HRH Prince El Hassan bin Talal
Please.
Dr Neil Quilliam
From Steven, excuse my pronunciation, Brennan Maher. He says, “As oil is so much under pressure and in light of the Paris Agreement, do you see a future for renewable energy in your region?”
HRH Prince El Hassan bin Talal
Well, I don’t see a future without an agreement on renewable energy for our region. That would be my short answer. I think that we’ve spoken for such a long time about infrastructure and for very practical reasons, we have to talk about renewable energy as we did, if you’d remember, with desert tech all those years ago.
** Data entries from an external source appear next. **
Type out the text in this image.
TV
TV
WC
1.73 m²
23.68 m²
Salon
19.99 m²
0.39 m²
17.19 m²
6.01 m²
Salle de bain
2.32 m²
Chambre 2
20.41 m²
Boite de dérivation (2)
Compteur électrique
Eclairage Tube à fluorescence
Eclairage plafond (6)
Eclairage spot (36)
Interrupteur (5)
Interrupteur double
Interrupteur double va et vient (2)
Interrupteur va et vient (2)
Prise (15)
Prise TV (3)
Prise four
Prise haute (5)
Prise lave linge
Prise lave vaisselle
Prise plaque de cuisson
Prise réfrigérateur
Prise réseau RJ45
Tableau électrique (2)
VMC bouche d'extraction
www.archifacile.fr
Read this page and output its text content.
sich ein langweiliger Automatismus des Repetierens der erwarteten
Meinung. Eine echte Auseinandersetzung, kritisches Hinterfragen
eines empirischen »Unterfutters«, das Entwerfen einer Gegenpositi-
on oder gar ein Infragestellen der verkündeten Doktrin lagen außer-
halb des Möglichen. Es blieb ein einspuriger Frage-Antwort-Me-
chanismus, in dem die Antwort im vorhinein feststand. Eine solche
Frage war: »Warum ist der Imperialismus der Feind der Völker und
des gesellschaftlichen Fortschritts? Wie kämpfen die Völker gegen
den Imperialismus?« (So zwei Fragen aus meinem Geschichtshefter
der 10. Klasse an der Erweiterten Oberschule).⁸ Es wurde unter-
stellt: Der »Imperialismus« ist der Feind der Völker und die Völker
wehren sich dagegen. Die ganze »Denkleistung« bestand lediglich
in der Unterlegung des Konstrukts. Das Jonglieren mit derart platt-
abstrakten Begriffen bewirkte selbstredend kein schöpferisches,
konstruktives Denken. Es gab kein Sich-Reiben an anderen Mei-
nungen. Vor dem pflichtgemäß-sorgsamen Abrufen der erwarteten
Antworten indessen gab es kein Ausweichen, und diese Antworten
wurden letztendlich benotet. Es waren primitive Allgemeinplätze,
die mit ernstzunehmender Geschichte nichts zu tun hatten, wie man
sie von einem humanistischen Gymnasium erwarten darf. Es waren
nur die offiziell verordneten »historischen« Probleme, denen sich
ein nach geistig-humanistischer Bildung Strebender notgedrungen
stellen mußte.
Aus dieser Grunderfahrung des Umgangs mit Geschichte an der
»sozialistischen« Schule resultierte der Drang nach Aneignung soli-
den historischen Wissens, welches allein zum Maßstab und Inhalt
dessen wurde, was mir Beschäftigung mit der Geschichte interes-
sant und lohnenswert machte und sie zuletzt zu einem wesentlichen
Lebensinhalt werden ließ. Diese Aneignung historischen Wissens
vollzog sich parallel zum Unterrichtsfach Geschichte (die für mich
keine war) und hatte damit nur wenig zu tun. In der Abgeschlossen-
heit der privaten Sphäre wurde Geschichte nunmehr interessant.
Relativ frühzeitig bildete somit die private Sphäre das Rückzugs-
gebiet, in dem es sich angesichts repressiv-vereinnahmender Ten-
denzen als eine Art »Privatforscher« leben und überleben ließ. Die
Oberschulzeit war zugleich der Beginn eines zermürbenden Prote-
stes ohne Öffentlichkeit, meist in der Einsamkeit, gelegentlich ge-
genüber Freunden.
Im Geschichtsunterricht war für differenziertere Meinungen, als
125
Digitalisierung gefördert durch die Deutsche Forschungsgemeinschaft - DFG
We could have had renewable energy across the whole of North Africa, but with focus on the marginalised and the vulnerable, rather than with the focus on only the urban conurbations.
Dr Neil Quilliam
Thank you very much, Your Royal Highness. Thank you so much for your time today. There is still some more questions coming in, but I think we’ve now sort of run out of our time. So, we thank you very much for your time, for your answers, and I’m sure, were the audience were here in front of you, they would be clapping you right now and very appreciative of all that you’ve said.
HRH Prince El Hassan bin Talal
Thank you so much, and I hope we can continue in correspondence in the months ahead. I think that this encounter is extremely valuable.
Dr Neil Quilliam
Thank you very much indeed and from Chatham House, thank you very much to all our members for joining and we look forward to speaking to you on our next webinar.